March 5, 2007

Mum On Plan B

The Pentagon has not discussed an alternate strategy for Iraq if the surge does not produce the desired results, the Washington Post reports. Peter Pace, Joint Chiefs chairman, parries such questions with the response that "Marines don't talk about failure," and that "Plan B is to make Plan A work":

In the weeks since Bush announced the new plan for Iraq -- including an increase of 21,500 U.S. combat troops, additional reconstruction assistance and stepped-up pressure on the Iraqi government -- senior officials have rebuffed questions about other options in the event of failure. Eager to appear resolute and reluctant to provide fodder for skeptics, they have responded with a mix of optimism and evasion.

Even if the administration is not talking about Plan B, the subject is on a lot of minds inside and outside the government. "I would be irresponsible if I weren't thinking about what the alternatives might be," Defense Secretary Robert M. Gates acknowledged last month to Congress, where many favor gradual or immediate withdrawal.

Gates did not elaborate. Several administration officials, while insisting that a wide range of options was discussed before Bush's Jan. 10 announcement, firmly closed the door on the subject of fallback plans. "I don't think anyone is going to be inclined to discuss any contingency-type planning," said National Security Council spokesman Gordon Johndroe.

The Pentagon warplans and games strategies and scenarios on a constant basis. They have a number of options on the table; that much was true when Bush decided on the surge. Staff officers and the White House will have them prioritized and ready for implementation when needed.

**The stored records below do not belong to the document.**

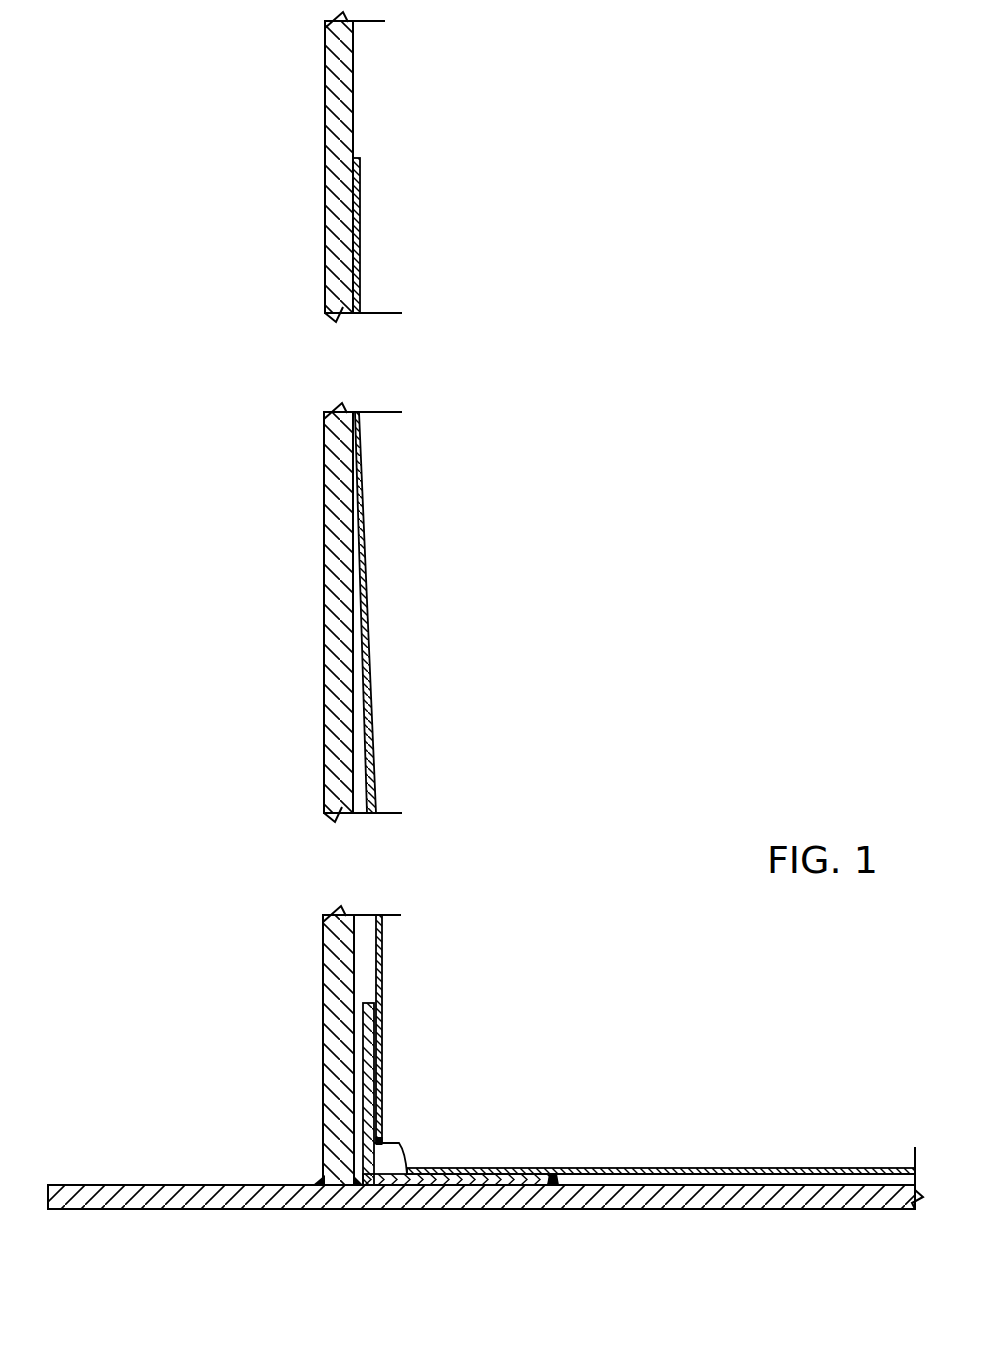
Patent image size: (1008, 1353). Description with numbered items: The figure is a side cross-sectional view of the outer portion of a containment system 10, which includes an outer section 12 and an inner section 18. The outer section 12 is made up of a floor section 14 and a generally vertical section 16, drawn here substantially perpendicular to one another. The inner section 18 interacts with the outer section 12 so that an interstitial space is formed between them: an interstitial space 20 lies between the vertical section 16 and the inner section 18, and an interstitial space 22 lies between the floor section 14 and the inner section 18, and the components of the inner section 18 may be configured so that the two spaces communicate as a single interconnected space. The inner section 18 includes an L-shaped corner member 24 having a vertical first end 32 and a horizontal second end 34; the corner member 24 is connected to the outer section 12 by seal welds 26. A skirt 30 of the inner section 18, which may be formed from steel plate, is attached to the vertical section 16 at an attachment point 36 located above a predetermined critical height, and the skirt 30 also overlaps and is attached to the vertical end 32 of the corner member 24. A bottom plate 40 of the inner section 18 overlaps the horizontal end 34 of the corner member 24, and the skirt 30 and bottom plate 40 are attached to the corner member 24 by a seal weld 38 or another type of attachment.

The system 10 is at (485, 1081).
The outer section 12 is at (338, 612).
The floor section 14 is at (677, 1200).
The vertical section 16 is at (327, 657).
The inner section 18 is at (639, 1162).
The interstitial space 20 is at (365, 962).
The interstitial space 22 is at (760, 1182).
The corner member 24 is at (363, 1035).
The seal weld 26 is at (553, 1174).
The skirt 30 is at (369, 607).
The first end 32 is at (367, 1135).
The second end 34 is at (515, 1185).
The attachment point 36 is at (360, 160).
The seal weld 38 is at (399, 1143).
The bottom plate 40 is at (843, 1168).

But that's not really the point of this article. Anyone who understands military operations would know that a multiplicity of alternatives have already been discussed, formulated, and selected. This article is of a piece with the meme of the last couple of years: that Bush could not admit mistakes. It's a transparent catch-22. If the Bush administration refuses to discuss the alternatives, then the media can say they have no fallback plans. If they start discussing the alternatives, their political opponents can use them to insist on transitioning to the fallbacks immediately.

The Post also reports on the rise of an old term in Iraqi security policy: containment. That plan would have the US pull back from major population centers in order to allow the Iraqis to have their civil war, while we blockade the borders to make sure no one else interferes. That certainly could be one of the alternatives to the surge, but it's easy to see why it wasn't adopted. It would put hostile forces on both sides of a stretched-out American line around the Syrian and Iranian borders, and would almost certainly get defunded by Congress as an inappropriate use of American military forces.

Another plan would be to pull back to the Kurdish area in the north and fight al-Qaeda in Anbar, leaving Maliki to sink or swim on his own in the rest of Iraq. It sounds good, but one look at the map shows the limitations of that idea. There are no good lines of communication into those areas without some control in the south. We're currently using the Gulf ports, Kuwait, and Qatar for our logistics. If we abandon the east and south, we make resupply and logistics exponentially more difficult.

Perhaps this is why other options don't get much discussion from the Pentagon. Winning the war and ending the violence in Baghdad remains the best policy. Plan B should focus on making that Plan A successful.